Qualitative T1WI and T2WI images, and standard T1(variable flip angle) and T2maps were obtained for each individual. A representative T1 and T2map generated from MRF is shown in Figures1-3. The reconstruction time was however significant. Dictionary simulation normally only need be performed once for a specific flip angle / TR list. The reconstruction of each channel, slice, and frame prior to data compression in combined coil and SVD space required an hour. Dictionary matching occurred within several minutes after the frames were in image space.

Discussion

This study demonstrated the feasibility of MRF in the pancreas. The total acquisition time was reduced compared with institutional pancreatic protocol. With the MRF framework, T1 and T2 mapping were also acquired besides qualitative data. The maps appeared insensitive to motion, although some slices displayed either a hyper or hypointensity that was not visible on other slices, which is explainable by imperfect matching of the dictionary due to motion. The T1 maps appeared relatively similar throughout all image sets. The T2 maps had more visible artefact, such as gradient sampling pattern artefacts visible on the maps, or T2 underestimation, likely resulting from field inhomogeneities such as susceptibility mismatch caused by air inside the gut. This work was challenging due to computational limitations involving the high dimensionality of the acquired and simulated datasets. The 979 temporal frame was reconstructed with 32 coil channels and ~20 slices at the given matrix size of 256x256, which required memory reduction via coil combination and SVD compression before data matching. During dictionary matching where the inner product was calculated between the simulated dictionary and compressed acquisition data, the maximum amount of RAM used was 350 gigabytes while using 44 threads (Xeon Gold 6152). When higher reconstruction matrices or multiple simulated B1+ or B0 values were used, inner product matching would fail within Matlab due to memory errors. These memory issues are specific to the high number of channels used in abdominal arrays, when combined with the large amount of data generated multi-slice, free-breathing MRF.

Conclusion

This work demonstrates fast quantitative T1 and T2 mapping of the pancreas. The potential benefit of MRF is that it could result in fast, accurate, quantitative measurements to improve disease detection.

Acknowledgements

This work has been supported by funding from Cancer Research UK, GlaxoSmithKline, the National Institute of Health Research (NIHR) Cambridge Biomedical Research Centre and Addenbrooke’s Charitable Trust.

References

1. Jiang Y, Ma D, Seiberlich N, Gulani V, Griswold MA. MR fingerprinting using fast imaging with steady state precession (FISP) with spiral readout. Magnetic Resonance in Medicine. 2015;74(6):1621-31.

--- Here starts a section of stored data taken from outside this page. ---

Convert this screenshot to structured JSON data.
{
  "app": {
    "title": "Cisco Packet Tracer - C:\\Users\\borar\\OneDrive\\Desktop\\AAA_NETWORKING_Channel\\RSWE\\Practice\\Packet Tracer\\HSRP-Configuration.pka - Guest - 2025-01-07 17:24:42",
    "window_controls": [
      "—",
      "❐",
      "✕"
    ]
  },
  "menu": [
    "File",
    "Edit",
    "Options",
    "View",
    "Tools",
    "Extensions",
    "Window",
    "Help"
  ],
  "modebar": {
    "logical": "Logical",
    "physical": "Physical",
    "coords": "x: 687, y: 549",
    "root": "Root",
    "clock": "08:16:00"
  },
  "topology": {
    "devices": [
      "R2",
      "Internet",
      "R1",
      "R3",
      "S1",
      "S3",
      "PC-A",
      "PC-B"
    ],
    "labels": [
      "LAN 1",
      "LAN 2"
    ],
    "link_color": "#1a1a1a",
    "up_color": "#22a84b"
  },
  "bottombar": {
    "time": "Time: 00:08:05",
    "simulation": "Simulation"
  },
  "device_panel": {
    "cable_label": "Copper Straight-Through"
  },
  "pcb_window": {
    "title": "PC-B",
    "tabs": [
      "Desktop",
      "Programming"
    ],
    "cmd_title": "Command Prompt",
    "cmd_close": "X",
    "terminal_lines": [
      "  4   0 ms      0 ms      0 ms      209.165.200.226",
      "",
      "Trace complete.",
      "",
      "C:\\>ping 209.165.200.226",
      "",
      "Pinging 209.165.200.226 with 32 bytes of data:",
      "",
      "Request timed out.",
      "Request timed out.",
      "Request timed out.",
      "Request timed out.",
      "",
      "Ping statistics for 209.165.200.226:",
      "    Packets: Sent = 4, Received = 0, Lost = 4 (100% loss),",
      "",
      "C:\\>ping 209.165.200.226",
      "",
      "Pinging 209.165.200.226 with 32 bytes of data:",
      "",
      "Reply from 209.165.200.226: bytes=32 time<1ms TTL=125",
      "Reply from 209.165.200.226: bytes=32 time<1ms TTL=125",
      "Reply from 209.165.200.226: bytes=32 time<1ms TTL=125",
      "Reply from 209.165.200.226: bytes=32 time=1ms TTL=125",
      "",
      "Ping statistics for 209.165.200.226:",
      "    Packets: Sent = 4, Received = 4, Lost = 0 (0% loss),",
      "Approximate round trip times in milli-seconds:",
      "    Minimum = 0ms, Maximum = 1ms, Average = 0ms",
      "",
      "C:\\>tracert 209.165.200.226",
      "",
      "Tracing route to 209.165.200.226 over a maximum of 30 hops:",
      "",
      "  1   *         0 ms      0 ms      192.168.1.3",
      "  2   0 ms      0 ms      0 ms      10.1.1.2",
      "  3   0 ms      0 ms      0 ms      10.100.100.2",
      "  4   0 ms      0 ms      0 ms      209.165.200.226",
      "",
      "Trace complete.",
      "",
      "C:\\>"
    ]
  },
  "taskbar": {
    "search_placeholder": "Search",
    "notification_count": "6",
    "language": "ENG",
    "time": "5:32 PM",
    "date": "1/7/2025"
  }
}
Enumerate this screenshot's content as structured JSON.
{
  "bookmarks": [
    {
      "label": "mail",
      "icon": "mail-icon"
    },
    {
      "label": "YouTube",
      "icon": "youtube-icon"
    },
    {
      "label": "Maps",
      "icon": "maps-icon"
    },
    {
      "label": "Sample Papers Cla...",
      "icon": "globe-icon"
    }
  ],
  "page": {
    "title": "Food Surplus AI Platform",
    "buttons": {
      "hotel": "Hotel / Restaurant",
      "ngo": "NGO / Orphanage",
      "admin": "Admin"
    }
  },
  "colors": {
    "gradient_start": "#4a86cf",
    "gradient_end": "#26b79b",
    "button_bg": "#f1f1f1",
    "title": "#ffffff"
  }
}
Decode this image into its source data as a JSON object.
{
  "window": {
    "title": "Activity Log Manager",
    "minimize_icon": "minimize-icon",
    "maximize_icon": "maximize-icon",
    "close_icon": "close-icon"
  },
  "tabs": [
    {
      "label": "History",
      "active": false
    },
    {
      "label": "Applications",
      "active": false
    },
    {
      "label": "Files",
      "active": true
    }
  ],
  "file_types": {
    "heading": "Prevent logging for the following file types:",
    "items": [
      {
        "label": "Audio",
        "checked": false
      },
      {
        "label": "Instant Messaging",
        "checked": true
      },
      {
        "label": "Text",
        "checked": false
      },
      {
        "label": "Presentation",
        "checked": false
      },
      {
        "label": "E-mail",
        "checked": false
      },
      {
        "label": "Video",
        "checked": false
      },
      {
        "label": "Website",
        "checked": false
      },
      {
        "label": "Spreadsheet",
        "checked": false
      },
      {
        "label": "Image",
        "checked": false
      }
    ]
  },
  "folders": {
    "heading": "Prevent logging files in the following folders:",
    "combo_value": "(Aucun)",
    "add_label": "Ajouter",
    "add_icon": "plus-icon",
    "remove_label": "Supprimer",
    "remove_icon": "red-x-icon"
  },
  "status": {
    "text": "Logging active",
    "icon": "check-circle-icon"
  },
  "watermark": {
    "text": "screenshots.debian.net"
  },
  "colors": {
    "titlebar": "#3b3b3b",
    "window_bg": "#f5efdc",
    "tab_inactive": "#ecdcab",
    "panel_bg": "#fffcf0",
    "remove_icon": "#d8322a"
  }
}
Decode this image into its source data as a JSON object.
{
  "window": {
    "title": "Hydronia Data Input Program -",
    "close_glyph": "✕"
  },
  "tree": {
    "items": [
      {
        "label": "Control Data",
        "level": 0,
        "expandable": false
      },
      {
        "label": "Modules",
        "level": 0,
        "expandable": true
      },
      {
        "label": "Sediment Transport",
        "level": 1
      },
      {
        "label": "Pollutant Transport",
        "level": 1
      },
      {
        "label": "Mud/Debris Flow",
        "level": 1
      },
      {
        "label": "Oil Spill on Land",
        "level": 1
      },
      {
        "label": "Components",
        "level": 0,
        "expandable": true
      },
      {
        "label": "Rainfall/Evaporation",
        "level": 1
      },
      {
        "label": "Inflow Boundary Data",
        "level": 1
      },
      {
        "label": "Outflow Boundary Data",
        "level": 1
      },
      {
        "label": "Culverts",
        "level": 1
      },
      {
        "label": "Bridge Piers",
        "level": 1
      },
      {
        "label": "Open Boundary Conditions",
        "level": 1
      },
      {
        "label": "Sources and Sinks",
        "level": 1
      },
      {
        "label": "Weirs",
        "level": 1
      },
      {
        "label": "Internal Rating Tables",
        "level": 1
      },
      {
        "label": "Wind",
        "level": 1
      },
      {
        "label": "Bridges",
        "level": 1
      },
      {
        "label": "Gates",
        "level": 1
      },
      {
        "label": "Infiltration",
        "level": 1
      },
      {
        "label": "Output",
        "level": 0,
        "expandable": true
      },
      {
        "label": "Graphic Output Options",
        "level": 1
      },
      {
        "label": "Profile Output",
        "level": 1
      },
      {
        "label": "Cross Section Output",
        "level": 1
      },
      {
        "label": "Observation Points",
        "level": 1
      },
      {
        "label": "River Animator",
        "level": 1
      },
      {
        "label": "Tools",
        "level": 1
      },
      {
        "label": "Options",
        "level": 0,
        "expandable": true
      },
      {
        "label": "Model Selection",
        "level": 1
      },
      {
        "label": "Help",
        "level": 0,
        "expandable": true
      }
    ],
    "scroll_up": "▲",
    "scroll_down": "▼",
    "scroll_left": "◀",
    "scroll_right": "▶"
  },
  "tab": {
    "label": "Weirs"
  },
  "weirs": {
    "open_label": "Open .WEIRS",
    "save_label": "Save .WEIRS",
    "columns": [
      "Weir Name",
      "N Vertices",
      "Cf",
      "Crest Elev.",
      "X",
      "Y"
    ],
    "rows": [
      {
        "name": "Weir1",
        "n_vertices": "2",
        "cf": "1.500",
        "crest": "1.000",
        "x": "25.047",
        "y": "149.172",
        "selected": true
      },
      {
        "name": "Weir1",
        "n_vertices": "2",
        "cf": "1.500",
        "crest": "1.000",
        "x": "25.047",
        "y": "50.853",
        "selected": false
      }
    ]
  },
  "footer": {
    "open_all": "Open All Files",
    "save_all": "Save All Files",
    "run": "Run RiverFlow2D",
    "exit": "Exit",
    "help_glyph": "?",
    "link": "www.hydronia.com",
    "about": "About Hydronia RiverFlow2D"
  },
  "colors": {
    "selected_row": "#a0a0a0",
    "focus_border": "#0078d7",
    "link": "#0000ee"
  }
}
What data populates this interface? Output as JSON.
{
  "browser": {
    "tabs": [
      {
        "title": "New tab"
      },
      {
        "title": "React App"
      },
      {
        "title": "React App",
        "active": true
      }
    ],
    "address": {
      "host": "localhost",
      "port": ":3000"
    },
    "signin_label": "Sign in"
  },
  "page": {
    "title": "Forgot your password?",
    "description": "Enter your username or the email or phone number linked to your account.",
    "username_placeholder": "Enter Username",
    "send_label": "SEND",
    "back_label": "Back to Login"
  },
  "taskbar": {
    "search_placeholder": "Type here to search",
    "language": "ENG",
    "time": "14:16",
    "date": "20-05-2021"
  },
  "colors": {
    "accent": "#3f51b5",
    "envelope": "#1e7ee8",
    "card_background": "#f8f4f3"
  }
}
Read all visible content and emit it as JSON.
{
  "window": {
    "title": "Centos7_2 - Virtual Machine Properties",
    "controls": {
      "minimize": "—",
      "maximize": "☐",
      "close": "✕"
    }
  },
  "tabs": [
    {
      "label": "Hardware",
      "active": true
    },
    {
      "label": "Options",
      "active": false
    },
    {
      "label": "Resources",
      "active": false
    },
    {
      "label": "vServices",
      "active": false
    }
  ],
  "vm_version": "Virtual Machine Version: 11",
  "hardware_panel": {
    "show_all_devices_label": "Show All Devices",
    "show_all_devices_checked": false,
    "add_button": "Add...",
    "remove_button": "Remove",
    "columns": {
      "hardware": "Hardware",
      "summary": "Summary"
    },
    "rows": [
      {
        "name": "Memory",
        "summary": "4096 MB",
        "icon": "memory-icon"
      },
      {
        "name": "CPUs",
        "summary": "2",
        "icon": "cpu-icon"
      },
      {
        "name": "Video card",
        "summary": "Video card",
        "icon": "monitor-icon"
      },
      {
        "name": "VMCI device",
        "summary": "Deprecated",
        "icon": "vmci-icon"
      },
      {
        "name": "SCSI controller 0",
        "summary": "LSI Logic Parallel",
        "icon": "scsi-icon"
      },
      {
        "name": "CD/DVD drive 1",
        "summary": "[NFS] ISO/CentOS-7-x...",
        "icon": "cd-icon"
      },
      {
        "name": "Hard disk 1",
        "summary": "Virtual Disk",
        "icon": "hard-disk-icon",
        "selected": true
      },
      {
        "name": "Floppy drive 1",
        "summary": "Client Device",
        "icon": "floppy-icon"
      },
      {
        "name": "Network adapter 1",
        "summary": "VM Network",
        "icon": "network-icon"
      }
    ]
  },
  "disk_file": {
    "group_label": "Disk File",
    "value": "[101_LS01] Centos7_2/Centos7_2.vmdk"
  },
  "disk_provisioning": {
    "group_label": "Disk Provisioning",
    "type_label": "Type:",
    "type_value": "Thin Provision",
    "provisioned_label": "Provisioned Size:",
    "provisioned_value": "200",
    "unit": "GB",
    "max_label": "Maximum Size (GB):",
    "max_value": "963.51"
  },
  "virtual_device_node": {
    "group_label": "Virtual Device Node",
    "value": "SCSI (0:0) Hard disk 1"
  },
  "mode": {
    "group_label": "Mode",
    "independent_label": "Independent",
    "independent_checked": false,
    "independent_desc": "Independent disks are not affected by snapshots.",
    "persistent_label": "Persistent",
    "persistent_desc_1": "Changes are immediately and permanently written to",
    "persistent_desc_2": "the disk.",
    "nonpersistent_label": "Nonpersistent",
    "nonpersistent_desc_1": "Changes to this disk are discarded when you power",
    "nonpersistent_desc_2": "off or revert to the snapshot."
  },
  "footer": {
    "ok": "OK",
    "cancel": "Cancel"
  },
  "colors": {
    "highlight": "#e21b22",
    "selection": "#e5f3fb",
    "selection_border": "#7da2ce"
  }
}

2. Ma D, Gulani V, Seiberlich N, Liu K, Sunshine JL, Duerk JL, et al. Magnetic resonance fingerprinting. Nature. 2013;495(7440):187-92.

Figures

Several abdominal slices of a normal human volunteer showing T1 maps generated by MR Fingerprinting, with the pancreas denoted by the blue arrows.

Several slices of a normal human volunteer showing abdominal T2 maps generated by MR Fingerprinting.

A single T1 map slice of a healthy human volunteer, with the pancreas indicated by a blue arrow.